I know it is crazy. But that is the response people often get when they first propose to, say, run for office, or launch a business, or circumnavigate the globe. Or when a person suggests that the earth revolves around the sun, that our planet is 15 billion years old, or that we don’t need wires and cables to connect telephones.

There are lots of crazy positions out there, some being imagined for the first time today in some small shop, study, or studio. Fifty years ago, this week, how many people gathered in upstate New York for a music festival a few months after a skeptic said “that is a crazy idea” upon hearing somebody said, “why don’t we host a three-day rock concert?”

Giving up guns is like giving up cigarettes, or sweets, or alcohol, or sex, or social media. For some, it is the gateway into a new life: a healthier, happier life; for others, it is silly: “You want me to what?!?”

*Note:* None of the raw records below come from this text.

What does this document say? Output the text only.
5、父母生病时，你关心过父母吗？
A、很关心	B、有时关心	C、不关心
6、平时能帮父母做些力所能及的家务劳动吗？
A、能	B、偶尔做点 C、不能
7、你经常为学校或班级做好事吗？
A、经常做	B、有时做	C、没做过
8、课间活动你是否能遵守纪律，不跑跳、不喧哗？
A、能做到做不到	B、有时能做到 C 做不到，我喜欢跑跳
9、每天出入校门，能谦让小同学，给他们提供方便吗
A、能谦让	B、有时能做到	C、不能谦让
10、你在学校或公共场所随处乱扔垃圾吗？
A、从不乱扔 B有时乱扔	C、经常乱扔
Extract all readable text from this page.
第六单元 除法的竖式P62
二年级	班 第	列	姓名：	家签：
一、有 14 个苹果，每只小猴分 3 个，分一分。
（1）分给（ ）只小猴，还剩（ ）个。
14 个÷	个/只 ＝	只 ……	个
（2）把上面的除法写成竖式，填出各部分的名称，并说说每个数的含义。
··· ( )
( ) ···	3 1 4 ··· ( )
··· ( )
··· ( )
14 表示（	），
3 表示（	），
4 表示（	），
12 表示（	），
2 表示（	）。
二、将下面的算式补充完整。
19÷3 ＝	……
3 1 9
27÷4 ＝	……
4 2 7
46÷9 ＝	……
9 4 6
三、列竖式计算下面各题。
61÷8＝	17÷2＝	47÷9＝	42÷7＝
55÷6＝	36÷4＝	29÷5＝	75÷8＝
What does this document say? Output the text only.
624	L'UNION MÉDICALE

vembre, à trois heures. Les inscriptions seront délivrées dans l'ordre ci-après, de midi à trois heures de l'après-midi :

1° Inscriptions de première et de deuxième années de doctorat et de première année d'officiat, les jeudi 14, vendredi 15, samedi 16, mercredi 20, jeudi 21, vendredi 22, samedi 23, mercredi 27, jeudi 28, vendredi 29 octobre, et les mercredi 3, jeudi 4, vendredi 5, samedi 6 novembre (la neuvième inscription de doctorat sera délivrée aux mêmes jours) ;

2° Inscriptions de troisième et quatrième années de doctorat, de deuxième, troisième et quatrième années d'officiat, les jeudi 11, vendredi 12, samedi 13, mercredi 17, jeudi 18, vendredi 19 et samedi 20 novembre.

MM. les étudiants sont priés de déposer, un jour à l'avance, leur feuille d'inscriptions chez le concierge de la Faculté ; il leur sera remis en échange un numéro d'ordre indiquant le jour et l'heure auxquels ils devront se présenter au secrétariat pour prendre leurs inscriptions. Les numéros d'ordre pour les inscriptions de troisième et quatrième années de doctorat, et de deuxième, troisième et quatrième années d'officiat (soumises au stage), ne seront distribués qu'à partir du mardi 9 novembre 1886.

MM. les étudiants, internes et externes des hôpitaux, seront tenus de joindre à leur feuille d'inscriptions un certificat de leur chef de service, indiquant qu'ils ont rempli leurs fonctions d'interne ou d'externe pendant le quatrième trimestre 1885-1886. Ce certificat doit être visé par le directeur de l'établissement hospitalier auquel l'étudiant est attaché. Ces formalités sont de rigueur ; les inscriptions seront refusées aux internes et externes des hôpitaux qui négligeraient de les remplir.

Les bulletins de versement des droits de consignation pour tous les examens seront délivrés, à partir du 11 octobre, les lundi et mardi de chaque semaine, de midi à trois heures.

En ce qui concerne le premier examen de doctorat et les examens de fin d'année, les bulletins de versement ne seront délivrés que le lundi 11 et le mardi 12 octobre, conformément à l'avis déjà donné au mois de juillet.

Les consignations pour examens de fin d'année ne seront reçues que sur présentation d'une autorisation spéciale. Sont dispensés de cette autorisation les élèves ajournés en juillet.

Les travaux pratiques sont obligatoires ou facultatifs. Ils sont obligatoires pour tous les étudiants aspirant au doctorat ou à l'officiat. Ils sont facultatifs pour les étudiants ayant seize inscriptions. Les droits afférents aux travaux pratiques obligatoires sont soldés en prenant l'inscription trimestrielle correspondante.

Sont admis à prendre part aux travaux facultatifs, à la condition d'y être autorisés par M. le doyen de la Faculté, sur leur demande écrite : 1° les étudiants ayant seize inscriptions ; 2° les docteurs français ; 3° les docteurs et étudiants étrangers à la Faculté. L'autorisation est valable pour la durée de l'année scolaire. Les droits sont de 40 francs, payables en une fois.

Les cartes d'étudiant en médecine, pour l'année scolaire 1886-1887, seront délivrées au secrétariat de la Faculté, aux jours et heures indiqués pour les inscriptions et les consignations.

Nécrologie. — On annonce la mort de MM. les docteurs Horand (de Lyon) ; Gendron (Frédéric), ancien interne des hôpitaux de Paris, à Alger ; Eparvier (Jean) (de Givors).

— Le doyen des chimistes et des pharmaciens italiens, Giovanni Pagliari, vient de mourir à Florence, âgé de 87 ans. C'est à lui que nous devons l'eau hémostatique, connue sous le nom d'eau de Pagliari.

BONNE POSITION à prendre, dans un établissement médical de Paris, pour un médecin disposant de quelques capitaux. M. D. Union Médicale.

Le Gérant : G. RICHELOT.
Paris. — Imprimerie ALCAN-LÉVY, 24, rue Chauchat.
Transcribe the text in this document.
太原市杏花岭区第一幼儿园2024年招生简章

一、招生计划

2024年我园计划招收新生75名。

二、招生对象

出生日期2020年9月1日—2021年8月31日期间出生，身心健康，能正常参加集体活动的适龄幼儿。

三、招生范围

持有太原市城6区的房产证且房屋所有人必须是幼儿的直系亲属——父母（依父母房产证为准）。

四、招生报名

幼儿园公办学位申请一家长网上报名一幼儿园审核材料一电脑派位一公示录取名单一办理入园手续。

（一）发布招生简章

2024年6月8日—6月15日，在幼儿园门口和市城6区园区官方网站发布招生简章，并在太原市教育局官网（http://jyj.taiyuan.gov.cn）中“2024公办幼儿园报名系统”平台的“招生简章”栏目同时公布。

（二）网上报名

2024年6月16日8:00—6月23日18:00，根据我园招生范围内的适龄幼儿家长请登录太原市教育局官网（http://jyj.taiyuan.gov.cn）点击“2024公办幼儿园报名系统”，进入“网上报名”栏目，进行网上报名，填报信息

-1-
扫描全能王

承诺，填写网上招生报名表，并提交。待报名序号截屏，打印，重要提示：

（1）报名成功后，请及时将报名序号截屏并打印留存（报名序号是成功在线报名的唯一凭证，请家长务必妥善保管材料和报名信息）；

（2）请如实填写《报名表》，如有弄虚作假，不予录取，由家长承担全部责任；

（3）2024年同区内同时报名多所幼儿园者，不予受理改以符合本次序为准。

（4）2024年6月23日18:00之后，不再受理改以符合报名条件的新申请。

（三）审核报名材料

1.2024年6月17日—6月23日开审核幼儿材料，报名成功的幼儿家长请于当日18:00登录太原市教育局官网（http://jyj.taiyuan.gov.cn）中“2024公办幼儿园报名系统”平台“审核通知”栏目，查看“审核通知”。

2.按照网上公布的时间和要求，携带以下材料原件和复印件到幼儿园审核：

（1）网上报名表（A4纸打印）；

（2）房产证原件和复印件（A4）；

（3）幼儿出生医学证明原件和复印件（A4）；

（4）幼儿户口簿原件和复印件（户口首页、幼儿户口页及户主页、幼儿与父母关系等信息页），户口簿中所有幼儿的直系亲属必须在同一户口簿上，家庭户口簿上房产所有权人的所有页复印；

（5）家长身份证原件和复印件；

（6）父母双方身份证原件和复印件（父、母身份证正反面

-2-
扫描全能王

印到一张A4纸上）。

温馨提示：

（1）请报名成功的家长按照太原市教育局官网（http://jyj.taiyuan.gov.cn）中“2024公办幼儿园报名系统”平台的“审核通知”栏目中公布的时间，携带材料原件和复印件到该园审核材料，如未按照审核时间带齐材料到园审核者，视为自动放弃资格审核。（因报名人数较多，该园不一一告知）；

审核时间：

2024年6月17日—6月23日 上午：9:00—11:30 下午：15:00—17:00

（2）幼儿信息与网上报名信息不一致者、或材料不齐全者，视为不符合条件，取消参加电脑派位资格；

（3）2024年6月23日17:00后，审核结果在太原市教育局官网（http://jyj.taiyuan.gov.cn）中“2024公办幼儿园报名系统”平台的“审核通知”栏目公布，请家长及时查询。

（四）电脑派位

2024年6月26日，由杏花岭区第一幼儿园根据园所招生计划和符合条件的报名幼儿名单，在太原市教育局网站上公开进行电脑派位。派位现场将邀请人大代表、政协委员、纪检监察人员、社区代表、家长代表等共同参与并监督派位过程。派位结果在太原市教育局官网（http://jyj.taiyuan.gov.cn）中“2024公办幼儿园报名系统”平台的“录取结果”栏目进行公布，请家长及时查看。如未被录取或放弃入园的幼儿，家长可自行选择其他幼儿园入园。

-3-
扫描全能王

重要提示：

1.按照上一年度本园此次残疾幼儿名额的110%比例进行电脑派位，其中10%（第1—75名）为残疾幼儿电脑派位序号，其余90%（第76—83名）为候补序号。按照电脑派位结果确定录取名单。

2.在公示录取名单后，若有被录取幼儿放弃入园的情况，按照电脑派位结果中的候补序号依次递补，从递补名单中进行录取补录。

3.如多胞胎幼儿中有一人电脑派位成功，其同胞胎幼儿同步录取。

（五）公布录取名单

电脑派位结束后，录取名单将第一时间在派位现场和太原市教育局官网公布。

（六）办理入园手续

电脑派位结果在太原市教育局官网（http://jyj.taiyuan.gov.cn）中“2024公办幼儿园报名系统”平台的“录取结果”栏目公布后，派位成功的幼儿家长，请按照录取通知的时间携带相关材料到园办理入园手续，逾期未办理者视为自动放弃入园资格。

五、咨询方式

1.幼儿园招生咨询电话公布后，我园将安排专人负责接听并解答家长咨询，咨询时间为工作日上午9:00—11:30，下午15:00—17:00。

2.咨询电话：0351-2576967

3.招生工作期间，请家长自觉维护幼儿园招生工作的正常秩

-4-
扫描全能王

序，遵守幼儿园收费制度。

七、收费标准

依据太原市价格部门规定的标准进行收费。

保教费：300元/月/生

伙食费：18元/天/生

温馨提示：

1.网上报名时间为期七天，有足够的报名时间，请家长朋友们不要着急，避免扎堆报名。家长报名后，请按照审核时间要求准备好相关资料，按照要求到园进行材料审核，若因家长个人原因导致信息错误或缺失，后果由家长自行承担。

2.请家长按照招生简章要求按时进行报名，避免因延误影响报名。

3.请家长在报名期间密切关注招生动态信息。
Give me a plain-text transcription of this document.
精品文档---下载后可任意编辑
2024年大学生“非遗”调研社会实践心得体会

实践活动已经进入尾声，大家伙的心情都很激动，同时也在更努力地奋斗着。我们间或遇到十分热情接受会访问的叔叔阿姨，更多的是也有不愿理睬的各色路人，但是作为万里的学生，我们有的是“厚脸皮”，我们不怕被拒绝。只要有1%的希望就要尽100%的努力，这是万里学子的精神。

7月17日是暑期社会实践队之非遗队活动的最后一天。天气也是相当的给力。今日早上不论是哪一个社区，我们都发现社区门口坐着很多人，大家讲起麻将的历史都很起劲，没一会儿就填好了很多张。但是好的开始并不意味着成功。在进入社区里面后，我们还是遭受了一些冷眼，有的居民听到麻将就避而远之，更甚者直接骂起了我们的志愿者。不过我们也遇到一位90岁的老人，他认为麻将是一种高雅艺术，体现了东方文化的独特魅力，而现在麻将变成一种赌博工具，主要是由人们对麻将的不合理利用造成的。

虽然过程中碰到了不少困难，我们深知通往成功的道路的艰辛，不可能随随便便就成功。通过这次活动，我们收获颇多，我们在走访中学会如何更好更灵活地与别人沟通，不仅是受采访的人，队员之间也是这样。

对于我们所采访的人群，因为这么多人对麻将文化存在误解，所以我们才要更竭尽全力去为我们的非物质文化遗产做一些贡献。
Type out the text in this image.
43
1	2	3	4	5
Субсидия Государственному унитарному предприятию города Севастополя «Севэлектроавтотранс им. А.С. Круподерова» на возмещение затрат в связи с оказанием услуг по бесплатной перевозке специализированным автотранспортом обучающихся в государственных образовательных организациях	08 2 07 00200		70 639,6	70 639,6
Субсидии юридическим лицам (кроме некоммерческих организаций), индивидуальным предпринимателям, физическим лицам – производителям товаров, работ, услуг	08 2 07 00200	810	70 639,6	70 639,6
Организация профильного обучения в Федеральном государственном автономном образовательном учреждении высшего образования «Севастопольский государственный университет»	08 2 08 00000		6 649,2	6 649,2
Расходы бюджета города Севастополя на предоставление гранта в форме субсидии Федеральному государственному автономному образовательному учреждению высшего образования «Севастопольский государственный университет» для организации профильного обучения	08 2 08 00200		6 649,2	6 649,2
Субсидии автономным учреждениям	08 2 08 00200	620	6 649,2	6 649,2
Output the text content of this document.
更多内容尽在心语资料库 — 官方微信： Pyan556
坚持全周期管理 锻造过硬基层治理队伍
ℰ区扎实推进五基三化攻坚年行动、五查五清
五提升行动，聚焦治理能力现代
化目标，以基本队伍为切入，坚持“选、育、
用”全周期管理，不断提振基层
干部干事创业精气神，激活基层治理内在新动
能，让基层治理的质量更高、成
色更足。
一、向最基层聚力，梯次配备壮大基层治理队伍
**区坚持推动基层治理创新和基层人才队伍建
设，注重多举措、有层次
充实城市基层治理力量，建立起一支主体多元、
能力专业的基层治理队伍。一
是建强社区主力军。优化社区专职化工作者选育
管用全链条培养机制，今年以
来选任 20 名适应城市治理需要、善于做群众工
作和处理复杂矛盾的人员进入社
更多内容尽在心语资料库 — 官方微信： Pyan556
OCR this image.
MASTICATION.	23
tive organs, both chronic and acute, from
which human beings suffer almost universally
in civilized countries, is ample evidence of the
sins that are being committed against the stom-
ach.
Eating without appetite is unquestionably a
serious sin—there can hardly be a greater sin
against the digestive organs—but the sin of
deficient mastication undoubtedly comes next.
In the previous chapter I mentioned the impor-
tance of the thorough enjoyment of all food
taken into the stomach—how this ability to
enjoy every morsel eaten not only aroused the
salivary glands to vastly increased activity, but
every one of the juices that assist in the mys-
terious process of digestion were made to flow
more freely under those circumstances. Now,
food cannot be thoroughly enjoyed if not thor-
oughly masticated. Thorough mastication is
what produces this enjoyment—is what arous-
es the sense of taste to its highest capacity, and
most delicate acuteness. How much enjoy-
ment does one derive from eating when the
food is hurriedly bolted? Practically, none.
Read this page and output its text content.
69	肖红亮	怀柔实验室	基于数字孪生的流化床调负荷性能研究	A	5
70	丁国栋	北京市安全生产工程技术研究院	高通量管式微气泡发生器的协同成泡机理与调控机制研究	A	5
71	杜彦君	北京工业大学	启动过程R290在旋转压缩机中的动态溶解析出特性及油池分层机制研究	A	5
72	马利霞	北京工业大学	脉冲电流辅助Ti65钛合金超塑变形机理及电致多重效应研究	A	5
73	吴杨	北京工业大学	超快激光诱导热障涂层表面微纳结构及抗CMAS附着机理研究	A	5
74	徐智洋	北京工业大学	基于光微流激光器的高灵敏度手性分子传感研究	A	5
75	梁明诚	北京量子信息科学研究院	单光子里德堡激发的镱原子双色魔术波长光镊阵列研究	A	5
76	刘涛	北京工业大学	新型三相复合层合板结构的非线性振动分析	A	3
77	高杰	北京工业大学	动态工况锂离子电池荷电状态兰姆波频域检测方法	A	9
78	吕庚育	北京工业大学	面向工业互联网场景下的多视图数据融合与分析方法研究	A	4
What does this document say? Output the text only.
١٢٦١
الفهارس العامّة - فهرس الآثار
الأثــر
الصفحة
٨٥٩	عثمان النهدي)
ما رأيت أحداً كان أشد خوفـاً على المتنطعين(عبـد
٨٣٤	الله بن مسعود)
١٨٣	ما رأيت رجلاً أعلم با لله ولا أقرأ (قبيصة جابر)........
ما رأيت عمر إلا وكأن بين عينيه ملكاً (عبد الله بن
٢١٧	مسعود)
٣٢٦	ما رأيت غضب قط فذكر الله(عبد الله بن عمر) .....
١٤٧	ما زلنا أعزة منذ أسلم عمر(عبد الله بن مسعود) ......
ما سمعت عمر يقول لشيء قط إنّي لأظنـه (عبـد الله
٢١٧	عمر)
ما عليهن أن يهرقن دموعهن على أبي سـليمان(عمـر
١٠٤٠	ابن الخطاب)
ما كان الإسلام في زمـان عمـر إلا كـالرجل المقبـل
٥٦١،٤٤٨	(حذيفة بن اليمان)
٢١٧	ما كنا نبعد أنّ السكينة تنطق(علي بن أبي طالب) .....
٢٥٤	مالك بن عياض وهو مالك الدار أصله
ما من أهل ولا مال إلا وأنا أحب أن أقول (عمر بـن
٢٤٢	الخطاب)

Giving up something is one way to assert your own identity, your own purpose in life, your own future. It is a way of saying, “This is who I was meant to be, and I am taking this one small step in that new direction.”

People of faith call this practice: surrender. It is at the core of every significant religion in the world. People give up one day of work and call it a sabbath, a day of rest, a holy day. People give up some of their money and call it a tithe, an offering, alms. People give up retribution and call it grace, mercy, forgiveness.

God calls some people to give up their guns. Not everybody: security personnel, soldiers, and such—they need their weapons, and we need for them to have their weapons and know how to use them when the need arises.

Millions of people have given up their guns. Not all would trace that decision to a Voice calling them to surrender something good for something grand. But God moves and speaks in mysterious ways, and the gospel says that every good and perfect gift comes from God…in one way or another. I always give God the glory for things like this, even if others don’t.

Surrendering is a spiritual act and cannot be coerced by church, state, or culture. Passing laws and expanding regulations (while necessary for other reasons) are powerless in pulling people into an act of surrender.

Just imaging what might happen if hundreds, thousands, even millions of American people sensed a call from God to surrender their weapons and to do it for the good of the whole people, for the common good.

Fewer people would buy guns, which just might convince Walmart and Amazon to quit selling guns, just might convince FedEX to stop transporting guns, just might force into bankruptcy the small gun shop in Los Vegas that sold the assault rifle to Santino Legan just days before he opened fire at a public festival in Gilroy Garlic, California killing three and injuring 15 people.

Maybe gun manufacturers stock would tank and membership in gun organizations would fall. Maybe there would be fewer guns in American and fewer of our family and friends killed by guns.

Maybe irritated shoppers standing in line would solve their differences the old-fashioned way, shouting and cussing, and then go home.

Maybe more people would respond to road rage the way we used to—honking the horn and flipping the bird—and then drive on down the road to whatever meeting they have on their to-do list that day.

Maybe more people would make it to work and make it home at night to have dinner with the family and watch a little baseball. Maybe more of our neighbors would live and love and grow and celebrate life and die at age 79 rather than at age 19.

There are almost 400 million guns in America. That is too many. We want fewer guns in fewer places. If some Christian people, just those who sense a call from God to exit out of the American gun culture, would surrender their guns and lay them on the altar of the common good, who knows what miracle the Lord God might do.